Bukan rahasia lagi kalau di Kompasiana kita ini banyak ide/pesan penulis yang tidak sampai kepada pembaca. Mengapa begitu? Sebab ditulis dengan cara dan bahasa yang rumit. Atau ide/pesannya itu sendiri terlalu rumit sehingga penulisnya sendiri kebingungan untuk menyampaikan ide rumit tersebut kepada pembaca.
Membaca tulisan begini, biasanya saya akan mencoba merem, lalu berusaha menghubungi si-penulis lewat telepati. Umumnya gagal karena memang tidak ada koneksi sama sekali. Namun setidaknya saya akan menandai sipenulis agar jangan sampai saya harus membaca tulisannya kelak. wkwkwk
Kedua, komitmen
Waktu akan berlalu, musim akan berganti. Kulit akan menjadi keriput dan cinta pun akan luntur. Kecocokan akan menghilang dan kekuatan akan menjadi semakin lemah. Akan tetapi komitmen akan tetap mampu mengatasi semuanya itu. Karena komitmen selalu menimbulkan harapan, harapan semuanya pasti akan baik-baik saja!

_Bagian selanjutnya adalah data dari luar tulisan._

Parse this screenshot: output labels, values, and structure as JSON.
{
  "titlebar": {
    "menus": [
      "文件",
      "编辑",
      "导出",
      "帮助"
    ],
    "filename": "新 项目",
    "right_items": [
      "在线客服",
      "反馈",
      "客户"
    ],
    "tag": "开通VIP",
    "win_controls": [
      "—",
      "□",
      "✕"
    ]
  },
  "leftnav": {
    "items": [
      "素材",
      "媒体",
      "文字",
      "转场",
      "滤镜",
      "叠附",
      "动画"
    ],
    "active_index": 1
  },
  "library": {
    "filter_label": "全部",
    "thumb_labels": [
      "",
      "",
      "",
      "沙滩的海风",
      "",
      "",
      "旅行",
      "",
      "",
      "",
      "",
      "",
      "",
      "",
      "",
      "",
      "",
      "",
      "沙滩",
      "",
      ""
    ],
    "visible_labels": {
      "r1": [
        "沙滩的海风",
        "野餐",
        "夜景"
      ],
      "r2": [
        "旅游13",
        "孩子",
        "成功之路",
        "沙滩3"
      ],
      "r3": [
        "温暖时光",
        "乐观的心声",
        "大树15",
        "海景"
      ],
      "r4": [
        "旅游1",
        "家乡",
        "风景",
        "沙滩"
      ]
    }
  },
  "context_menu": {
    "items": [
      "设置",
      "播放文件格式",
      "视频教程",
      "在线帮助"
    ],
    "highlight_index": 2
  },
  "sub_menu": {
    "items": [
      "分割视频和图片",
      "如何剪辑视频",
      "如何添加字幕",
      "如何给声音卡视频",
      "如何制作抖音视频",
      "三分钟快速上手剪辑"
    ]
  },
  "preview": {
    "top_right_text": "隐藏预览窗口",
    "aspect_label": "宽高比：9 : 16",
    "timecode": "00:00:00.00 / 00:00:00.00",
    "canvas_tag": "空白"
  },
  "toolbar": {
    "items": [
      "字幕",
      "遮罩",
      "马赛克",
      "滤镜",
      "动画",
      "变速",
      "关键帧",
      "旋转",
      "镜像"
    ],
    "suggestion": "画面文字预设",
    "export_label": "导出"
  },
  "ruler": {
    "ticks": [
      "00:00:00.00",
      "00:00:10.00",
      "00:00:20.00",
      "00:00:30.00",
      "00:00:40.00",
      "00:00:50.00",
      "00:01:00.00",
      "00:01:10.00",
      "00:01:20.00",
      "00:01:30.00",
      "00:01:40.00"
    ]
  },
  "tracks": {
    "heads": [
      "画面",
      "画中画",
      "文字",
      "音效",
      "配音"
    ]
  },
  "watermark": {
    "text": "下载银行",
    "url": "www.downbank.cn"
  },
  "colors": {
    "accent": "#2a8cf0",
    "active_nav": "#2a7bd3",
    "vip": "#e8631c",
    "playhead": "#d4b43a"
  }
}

Komitmen mungkin buta, tetapi ia selalu mampu melihat di kegelapan! Dia hanya dapat melihat di kegelapan itu, kalau matanya memang benar-benar “buta sama-sekali!”

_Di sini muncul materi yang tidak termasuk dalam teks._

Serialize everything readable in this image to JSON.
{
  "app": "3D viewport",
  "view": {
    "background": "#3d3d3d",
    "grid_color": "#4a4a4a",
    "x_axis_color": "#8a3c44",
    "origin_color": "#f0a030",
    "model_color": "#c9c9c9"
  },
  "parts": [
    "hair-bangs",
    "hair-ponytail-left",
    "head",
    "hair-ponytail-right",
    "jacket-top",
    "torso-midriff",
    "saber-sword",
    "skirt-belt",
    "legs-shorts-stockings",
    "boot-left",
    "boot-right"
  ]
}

Sebab kalau mata selalu “melek,” maka rumput tetangga akan selalu terlihat lebih hijau! wkwkwk
Tampaknya rahasia awet berumah-tangga itu bisa pula diaplikasikan ke dalam tulisan, terutama oleh pak Tjip sendiri. Delapan tahun bercokol di Kompasiana, pak Tjip sudah menulis artikel sampai lima ribuan lebih. Padahal saya yang jauh lebih muda, hanya mampu menulis empat ratus artikel selama hampir lima tahun, wkwkwk. Rasa bosan memang selalu menjadi kendala utama.

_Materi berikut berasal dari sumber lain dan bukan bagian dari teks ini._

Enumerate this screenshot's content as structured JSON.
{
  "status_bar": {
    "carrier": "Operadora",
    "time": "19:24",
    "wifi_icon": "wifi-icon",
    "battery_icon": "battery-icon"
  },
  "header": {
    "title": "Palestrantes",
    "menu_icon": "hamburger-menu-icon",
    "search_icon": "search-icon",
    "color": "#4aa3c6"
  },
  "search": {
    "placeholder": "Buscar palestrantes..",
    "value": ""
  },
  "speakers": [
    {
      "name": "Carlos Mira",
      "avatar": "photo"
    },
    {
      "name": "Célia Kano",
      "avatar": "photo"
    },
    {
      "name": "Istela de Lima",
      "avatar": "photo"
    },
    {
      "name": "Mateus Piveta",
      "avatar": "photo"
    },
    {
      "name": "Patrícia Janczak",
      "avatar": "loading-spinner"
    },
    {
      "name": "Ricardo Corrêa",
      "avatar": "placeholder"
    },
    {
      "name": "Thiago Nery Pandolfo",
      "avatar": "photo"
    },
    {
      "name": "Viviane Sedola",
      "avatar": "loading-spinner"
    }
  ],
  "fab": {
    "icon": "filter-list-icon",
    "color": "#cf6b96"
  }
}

Tanpa komitmen hal itu pasti akan sulit dilakukan. Semoga saja ilmu pak Tjip ini bisa menular kepada saya, mungkin belum sekarang tapi nanti saja, hehehe…
Ketiga, sayang sepenuh hati.
Nah, ini termasuk yang paling seru. Urang awak bilang, “ada uang abang sayang, tak ada uang abang melayang.”
Pada zaman “matre bin hedon” sekarang ini orang tentunya gak mau diajak susah. “cape deh” katanya. Artinya di setiap relasi harus ada reward-nya. orang tidak mau merugi.